Bozeman Bouldering

Ever heard of a place called Bozeman, Montana? It's not, like, one of the fastest growing cities in the country or anything. Since most of the people who read my journal are from this little-big mountain town, I'm going to assume you already know that Bozeman is as beautiful and ideal as the Outside Magazine write-ups lead one to believe.

 Just another Big Sky sunset...NBD. (Taken in the spring, circa 2011 near the "M" southeast of town.)

Just another Big Sky sunset...NBD. (Taken in the spring, circa 2011 near the "M" southeast of town.)

What Bozeman is not typically known for is good rock...and for some good reasons. Compared to climber paradises like Boulder and Bishop, this B-town doesn't really keep up with the Joneses. Yet the rock we do have is (generally) phenomenal. There are six well-established bouldering areas *near town, all of which are included in SW MT Blocs, Erik Christensen's guide to bouldering in Southwest Montana. (*Note: Montana's version of near.) The three areas I frequent most often and featured below in my top ten favorite problems include Whisky Gulch and the Trailer Boulders east of Bozeman near Whitehall, and Yankee Jim in the Paradise Valley. 

 Jarred Pickens climbing on Caught in the Act, a classic V8 at Whisky Gulch. 

Jarred Pickens climbing on Caught in the Act, a classic V8 at Whisky Gulch. 

There's also a half dozen or more areas being developed as local climbers seek "the fantastical Montana bouldering mecca," as Sander Pick once said in an interview for an article about MT bouldering development.
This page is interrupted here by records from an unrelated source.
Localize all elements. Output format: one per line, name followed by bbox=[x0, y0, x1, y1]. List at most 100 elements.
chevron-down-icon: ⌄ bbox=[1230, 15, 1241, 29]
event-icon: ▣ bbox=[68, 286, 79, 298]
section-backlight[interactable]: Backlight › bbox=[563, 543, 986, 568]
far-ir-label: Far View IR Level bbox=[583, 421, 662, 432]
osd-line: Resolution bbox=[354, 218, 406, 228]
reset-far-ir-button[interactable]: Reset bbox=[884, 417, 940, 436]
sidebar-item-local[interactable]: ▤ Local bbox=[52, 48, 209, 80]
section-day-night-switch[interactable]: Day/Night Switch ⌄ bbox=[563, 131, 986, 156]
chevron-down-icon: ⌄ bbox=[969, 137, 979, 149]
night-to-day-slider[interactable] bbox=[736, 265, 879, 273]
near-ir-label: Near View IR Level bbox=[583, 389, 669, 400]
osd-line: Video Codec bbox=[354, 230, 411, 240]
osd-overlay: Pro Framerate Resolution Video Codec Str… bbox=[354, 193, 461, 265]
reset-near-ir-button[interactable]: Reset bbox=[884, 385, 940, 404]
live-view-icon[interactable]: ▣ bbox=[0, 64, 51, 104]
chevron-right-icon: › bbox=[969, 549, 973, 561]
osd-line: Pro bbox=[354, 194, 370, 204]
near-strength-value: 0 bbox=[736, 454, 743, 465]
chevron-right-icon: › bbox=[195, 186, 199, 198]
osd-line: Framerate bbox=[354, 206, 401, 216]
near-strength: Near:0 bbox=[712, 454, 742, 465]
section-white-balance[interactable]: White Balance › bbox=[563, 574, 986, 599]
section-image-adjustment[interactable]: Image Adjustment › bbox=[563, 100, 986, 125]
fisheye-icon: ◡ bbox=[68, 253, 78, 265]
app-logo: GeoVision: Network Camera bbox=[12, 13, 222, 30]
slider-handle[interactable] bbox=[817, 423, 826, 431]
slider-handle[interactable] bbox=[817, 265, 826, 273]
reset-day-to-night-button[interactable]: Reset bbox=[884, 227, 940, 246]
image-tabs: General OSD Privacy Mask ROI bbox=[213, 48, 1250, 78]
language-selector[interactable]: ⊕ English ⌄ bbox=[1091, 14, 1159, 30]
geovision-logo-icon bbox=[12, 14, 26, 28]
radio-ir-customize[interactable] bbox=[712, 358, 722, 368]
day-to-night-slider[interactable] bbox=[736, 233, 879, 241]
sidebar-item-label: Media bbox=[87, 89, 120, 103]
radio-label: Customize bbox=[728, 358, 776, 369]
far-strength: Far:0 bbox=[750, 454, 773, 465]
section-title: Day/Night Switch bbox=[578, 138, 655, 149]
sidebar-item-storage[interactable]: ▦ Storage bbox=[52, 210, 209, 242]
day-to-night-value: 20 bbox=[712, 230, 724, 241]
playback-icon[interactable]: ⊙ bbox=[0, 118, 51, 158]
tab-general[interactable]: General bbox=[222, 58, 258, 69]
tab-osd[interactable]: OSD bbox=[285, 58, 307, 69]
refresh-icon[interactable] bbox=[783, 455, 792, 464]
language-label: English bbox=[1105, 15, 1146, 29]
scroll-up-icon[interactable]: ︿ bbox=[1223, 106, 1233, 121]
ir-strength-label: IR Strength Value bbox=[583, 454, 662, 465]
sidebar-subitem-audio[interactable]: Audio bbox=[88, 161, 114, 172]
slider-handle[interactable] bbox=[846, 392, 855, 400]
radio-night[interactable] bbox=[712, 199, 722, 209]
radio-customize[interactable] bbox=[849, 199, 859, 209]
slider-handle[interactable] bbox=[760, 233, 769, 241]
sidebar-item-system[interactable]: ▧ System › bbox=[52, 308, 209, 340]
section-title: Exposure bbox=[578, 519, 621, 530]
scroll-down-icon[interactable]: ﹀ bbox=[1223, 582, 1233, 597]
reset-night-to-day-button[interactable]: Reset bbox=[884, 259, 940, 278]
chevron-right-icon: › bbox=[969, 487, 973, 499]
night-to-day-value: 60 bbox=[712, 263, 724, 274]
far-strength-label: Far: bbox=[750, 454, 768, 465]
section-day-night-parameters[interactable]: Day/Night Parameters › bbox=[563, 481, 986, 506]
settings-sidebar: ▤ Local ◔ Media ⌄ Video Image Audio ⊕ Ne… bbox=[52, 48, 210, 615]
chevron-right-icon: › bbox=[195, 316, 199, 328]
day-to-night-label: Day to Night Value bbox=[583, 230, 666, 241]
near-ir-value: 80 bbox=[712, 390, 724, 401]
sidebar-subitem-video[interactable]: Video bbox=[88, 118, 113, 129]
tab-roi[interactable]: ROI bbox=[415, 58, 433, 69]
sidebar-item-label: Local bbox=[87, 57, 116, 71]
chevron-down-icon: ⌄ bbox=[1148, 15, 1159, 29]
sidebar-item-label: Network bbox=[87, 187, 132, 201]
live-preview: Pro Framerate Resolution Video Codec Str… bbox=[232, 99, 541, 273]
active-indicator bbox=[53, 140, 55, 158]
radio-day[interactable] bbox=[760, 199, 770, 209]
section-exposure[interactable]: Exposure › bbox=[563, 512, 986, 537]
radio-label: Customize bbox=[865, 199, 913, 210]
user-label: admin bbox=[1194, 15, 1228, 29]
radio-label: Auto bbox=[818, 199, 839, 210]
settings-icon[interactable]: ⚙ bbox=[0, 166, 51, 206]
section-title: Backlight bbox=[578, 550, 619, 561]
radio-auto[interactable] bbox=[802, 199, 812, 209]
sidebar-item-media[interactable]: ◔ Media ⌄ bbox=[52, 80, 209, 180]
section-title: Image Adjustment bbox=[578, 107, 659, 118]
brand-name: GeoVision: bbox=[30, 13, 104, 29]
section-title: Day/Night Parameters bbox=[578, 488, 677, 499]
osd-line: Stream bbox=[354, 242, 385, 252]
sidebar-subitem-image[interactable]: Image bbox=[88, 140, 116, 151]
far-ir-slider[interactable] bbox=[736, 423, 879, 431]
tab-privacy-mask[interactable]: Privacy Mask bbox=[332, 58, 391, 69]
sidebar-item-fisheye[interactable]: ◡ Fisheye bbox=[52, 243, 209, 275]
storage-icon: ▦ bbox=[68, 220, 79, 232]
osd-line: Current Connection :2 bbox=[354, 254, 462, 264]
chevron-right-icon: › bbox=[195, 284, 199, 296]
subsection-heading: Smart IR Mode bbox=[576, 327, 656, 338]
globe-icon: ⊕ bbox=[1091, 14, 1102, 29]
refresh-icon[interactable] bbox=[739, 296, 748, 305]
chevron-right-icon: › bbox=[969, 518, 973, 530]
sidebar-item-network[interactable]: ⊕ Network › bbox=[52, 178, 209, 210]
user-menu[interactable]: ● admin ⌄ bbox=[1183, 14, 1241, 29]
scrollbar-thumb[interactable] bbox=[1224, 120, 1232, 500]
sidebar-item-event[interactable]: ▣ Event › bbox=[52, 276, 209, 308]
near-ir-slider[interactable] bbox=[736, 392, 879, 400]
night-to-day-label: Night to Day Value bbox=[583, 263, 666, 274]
The article was edited down to a bare-bone news piece that left out colorful quotes from developers about the why and how of their work in the woods. For example, the one and only Laydee Sharkfist, in regards to developing problems in Mile 18, said, "I loved being out there because of the solitude of the area and beauty of the mountain range. And because of the bear poop. And the bears that made the poop."

The Laydee herself cleaning off a line in the Tobacco Roots. 

Then there's Thomas Kingsbury. Between him, Andrew Whimore, Kevin Hutchinson, Patrick Kingsbury, Patrick Odenbeck, and others, upwards of 1500 problems have been established in the Boulder Batholith (including the Trailer Boulders). Thomas said, "I'm always curious about what's 'five minutes farther' into the woods...There is a certain delight in finding a great boulder and piecing together a new problem...while I find joy in establishing these problems and areas, I seem to find greater joy in sharing these areas." The Batholith crew has three guides available for the area; you can find them here

Thomas also said "a major gift to climbing is the beta and history passed down." Amen, brother. Thank you to all the developers and guide book authors in the Bozeman area working towards expanding our options.  Here's my ten cents for enjoying the regal sport of pebble wrestling in southwest Montana.

Top Ten Favorite Problems

Inge Perkins on Fear of Friction. 

Bumper Ball (VO, Yankee Jim): this overhanging jug haul is as fun as its namesake. With lots of holds and a relatively easy top-out, it's a great warmup or a user-friendly introduction to steep bouldering. 

Fear of Friction (VO, Whisky Gulch): a vertical fin with good holds and a juggy topout. A nice way to start the day.

Sobek (V3, Trailer Boulders): on the same boulder of the classic Heart of Darkness problem, this moderate offers a couple tricky moves to a cruiser, though tall, finish. Yeehaw! 

Devil's Right Hand (V4, Yankee Jim): I don't think this climb sees a lot of action, but daaaang, it's fun. You can find it on a boulder a couple dozen meters north of Bumper Ball, and it looks like this: 

Emphysema Traverse (V4, Whisky Gulch): this feisty number proves easy one day, impossible the next. Crimps and small feet and tensiony, horizontal movement. A full package punch. 

Aristocrat Left (V4, Trailer Boulders): slabariffic. A technique testpiece with hand-foot matches and a spicy topout. 

Wave Runner (V4, Whisky Gulch): originally rated V2, this Whisky classic may get more action than any other problem in Montana, and for good reason. Heel hooks, slopers, and a juggy finale add up for a forearm pumper.

And the Laydee doing what she does best: grappling phallic things. 

Gigarete (V7, Yankee Jim): you think you have it...until the last move. A beautiful arete climb with a very tricky (and reachy) finish. 

Pope's Penis (V7, Whisky Gulch): grapple your way up this phallic masterpiece with pinches, heel hooks, and a crimp that bites back. 

Heart of Darkness (V8, Trailer Boulders): on my life's bucketlist, this climb is just silly gorgeous. An uber-classic for Montana bouldering. 


With all the recent development happening in Montana climbing, it's hard to keep straight the where, what, and who. That's why resources like Erik's guidebook and website and Bouldering the Backwaters are so great. There's also some talented creatives out there putting together spectacular videos like the one below. Thanks, friends and neighbors, and cheers to a winter of bouldering in the high elevation deserts of Montana.